There is no contradiction between demanding the ending of fossil fuel power generation and wanting to protect jobs.

Extinction Rebellion and the IEA both point out that moving to renewable and clean energy would require the biggest ever shift in resources, and huge new manufacturing processes. Millions of highly skilled jobs would be created.

Thankfully, there are many in the trade union movement that have grasped this.

In September 2019, as school student climate protesters took to the streets, the TUC union grouping called for workers to join them with 30 minutes of action.

Some workers walked out to join school students’ protests, while others held meetings.

Even some employers were pushed to allow staff to join in local rallies.

The coming together of the environmental movement with unions did more than just add extra numbers.

It showed that working class people increasingly felt that the changing climate effected them, and their families, as workers.

And it offered the movement the prospect of greater social and economic power.

Too much or not enough?

Talk of humanity being too “energy hungry” finds a ready echo among many in the West.

But the picture is different in the Global South where many people are unable to consume enough electricity.

Nigeria is one of the world’s big oil producers but nearly 80 million people there have no access to electricity. Many villages have no electric lights and there is no way to refrigerate food or vital medicines.

Rural areas that are cut off have no means to charge mobile phones so vital to communication.

And, because the country’s electricity grid is in a poor state, a further 60 million people own diesel generators to provide the basics when “outages” occur.

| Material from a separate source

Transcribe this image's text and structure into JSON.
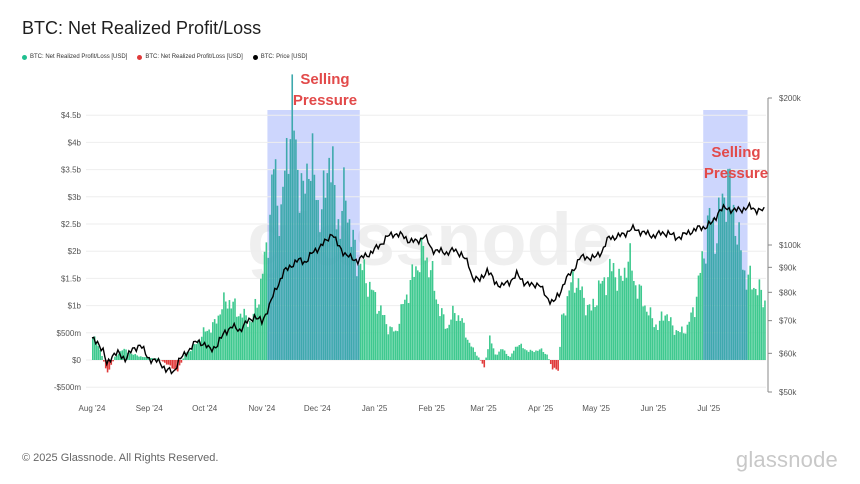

These generators are a grossly inefficient way to provide electricity and produce an enormous amount of pollution.

It’s a situation echoed all across even the most developed of poorer nations.

Any plan to reshape the world’s energy use must include the building of renewable energy plants and new distribution networks in the Global South.

For many this will mean that they have regular electricity for the first time.

Strategy must address poverty

There are more than 2.5 million “fuel-poor” households in England, some 13 percent of households.

This means being forced to spend a “high proportion” of their household income to keep their home at a reasonable temperature.

In Scotland, around a quarter are affected.

Free market mechanisms to push people to use less power will just mean more misery for the poorest.

Any strategy for reducing energy consumption must address the way poor people are already struggling to pay their bills.